Coverseer – intelligent process observer using LLM
Coverseer is a Python CLI tool for intelligently monitoring and automatically restarting processes. Unlike classic watchdog solutions, it analyzes the application’s text output using the LLM model and makes decisions based on context, not just the exit code.
The project is open source and available on GitHub:
https://github.com/demensdeum/coverseer
What is Coverser
Coverseer starts the specified process, continuously monitors its stdout and stderr, feeds the latest chunks of output to the local LLM (via Ollama), and determines whether the process is in the correct running state.

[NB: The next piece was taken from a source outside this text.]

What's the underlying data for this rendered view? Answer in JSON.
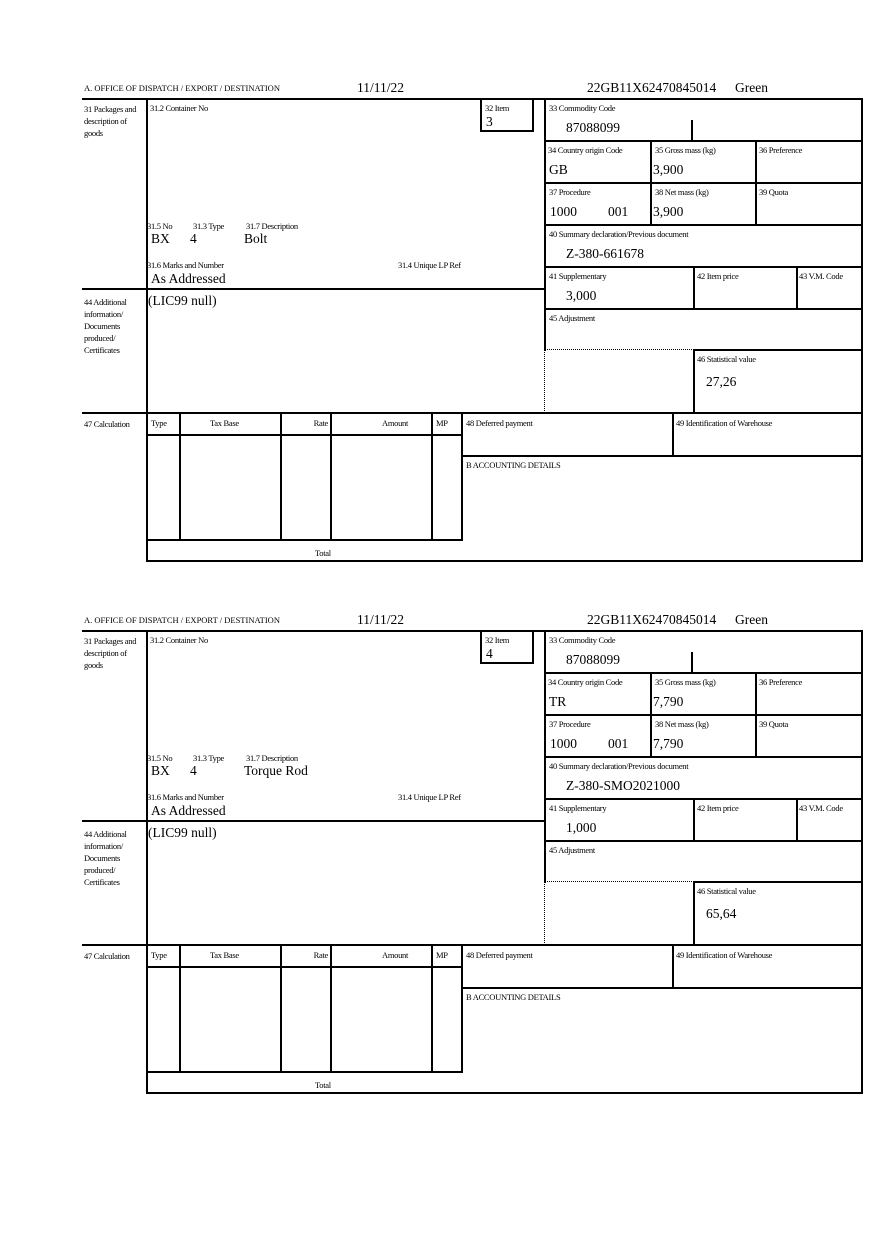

If the model detects an error, freeze, or incorrect behavior, Coverseer automatically terminates the process and starts it again.
Key features
- Contextual analysis of output – instead of checking the exit code, log analysis is used using LLM
- Automatic restart – the process is restarted when problems or abnormal termination are detected
- Working with local models – Ollama is used, without transferring data to external services
- Detailed logging – all actions and decisions are recorded for subsequent diagnostics
- Standalone execution – can be packaged into a single executable file (for example, .exe)
How it works
- Coverseer runs the command passed through the CLI
- Collects and buffers text output from the process
- Sends the last rows to the LLM model
- Gets a semantic assessment of the process state
- If necessary, terminates and restarts the process
This approach allows you to identify problems that cannot be detected by standard monitoring tools.
Requirements
- Python 3.12 or later
- Ollama installed and running
- Loaded model
gemma3:4b-it-qat - Python dependencies:
requests,ollama-call
Use example
python coverseer.py "your command here"
For example, watching the Ollama model load:
python coverseer.py "ollama pull gemma3:4b-it-qat"
Coverseer will analyze the command output and automatically respond to failures or errors.
Practical application
Coverseer is especially useful in scenarios where standard supervisor mechanisms are insufficient:
- CI/CD pipelines and automatic builds
- Background services and agents
- Experimental or unstable processes
- Tools with large amounts of text logs
- Dev environments where self-healing is important
Why the LLM approach is more effective
Classic monitoring systems respond to symptoms. Coverser analyzes behavior. The LLM model is able to recognize errors, warnings, repeated failures and logical dead ends even in cases where the process formally continues to operate.
This makes monitoring more accurate and reduces the number of false alarms.
Conclusion
Coverseer is a clear example of the practical application of LLM in DevOps and automation tasks. It expands on the traditional understanding of process monitoring and offers a more intelligent, context-based approach.
The project will be of particular interest to developers who are experimenting with AI tools and looking for ways to improve the stability of their systems without complicating the infrastructure.